Seeing not much of a difference regardless of ballast position I removed the ballast weight from the bait entirely and to my amazement it still hunted ? I had to figure it was just my luck to spend all of the time making up this adjustable bait that turned out to be useless for it's intended purpose .    I contemplated the resonance factor in hunting baits and my thinking was that the bill , line tie .hook placement , lure shape , and retrieve speed all contribute to the frequency at which the bait oscillates while the density of the body material will have a set resonant frequency .

Nicola Tesla performed a bunch of experiments relating to resonant frequencies . A major discovery was that any object had one and only one frequency where resonance occurs .

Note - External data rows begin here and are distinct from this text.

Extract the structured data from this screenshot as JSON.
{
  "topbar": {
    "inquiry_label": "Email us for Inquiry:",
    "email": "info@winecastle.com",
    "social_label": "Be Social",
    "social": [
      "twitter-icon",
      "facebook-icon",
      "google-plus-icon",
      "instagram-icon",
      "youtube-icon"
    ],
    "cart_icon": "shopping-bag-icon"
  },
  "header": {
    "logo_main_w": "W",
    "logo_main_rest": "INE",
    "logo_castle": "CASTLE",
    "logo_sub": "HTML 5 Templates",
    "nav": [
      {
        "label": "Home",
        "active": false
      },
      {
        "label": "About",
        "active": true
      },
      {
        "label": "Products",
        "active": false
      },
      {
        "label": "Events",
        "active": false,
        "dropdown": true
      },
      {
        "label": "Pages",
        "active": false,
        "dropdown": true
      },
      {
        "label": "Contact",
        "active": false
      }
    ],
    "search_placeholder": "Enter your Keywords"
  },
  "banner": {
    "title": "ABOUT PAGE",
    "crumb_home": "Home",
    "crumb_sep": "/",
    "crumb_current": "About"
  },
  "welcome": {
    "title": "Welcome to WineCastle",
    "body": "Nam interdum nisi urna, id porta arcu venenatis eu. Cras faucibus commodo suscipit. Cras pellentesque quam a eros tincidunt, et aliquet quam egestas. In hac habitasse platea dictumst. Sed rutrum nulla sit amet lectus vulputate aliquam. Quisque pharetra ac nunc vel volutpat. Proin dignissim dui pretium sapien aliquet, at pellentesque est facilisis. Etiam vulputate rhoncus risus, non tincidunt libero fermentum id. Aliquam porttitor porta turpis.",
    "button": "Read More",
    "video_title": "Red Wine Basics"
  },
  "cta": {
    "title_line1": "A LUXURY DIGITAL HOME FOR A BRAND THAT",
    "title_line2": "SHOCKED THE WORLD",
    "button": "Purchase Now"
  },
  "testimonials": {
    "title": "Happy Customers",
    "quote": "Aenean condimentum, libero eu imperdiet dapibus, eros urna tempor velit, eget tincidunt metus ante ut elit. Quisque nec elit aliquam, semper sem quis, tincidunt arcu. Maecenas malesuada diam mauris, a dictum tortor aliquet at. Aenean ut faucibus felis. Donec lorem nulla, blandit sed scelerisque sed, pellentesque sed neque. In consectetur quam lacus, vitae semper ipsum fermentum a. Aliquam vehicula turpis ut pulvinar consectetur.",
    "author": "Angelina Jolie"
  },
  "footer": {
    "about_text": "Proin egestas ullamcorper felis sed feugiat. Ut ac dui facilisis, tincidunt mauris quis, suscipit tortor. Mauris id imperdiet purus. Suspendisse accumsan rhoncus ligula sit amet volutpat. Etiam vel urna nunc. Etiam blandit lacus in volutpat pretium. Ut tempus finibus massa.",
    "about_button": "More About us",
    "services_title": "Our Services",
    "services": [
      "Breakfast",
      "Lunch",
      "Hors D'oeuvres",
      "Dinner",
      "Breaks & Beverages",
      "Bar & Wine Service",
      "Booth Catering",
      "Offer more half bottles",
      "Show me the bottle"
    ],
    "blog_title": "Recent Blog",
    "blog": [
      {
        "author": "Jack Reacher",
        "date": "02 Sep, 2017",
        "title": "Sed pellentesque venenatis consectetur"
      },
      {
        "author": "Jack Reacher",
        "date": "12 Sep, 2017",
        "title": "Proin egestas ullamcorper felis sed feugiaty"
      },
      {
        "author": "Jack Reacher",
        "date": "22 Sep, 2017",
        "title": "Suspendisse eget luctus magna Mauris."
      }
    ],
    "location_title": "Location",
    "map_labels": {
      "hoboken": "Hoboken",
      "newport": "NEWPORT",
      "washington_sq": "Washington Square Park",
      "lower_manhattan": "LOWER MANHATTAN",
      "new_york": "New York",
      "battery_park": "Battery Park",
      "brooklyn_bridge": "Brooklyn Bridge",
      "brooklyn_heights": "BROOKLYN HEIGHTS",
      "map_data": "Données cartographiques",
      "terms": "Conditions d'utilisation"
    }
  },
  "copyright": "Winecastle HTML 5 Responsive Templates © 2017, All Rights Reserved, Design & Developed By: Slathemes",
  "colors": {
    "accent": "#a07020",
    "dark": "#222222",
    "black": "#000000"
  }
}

If the frequency was then raised above or dropped below this resonant frequency of the object resonance ceases . If the oscillation frequency of a swimming crankbait body matches the natural resonant frequency of the lure body it should become unstable and hunt . Predicting the natural resonant frequency of a blank lure body was a problem though . 

I dreamt up an idea for a vibrating table that wood lure bodies could be placed on and slowly ramp up the frequency until resonance occurs (indicated by the lure wildly dancing about on the table ) and go until it settles out  and record those frequencies . If you know the crankbait oscillation frequency with a given configuration and matched this to a lure body that resonates at this same  frequency in theory you should have a hunting bait when resonance occurs and the bait becomes unstable.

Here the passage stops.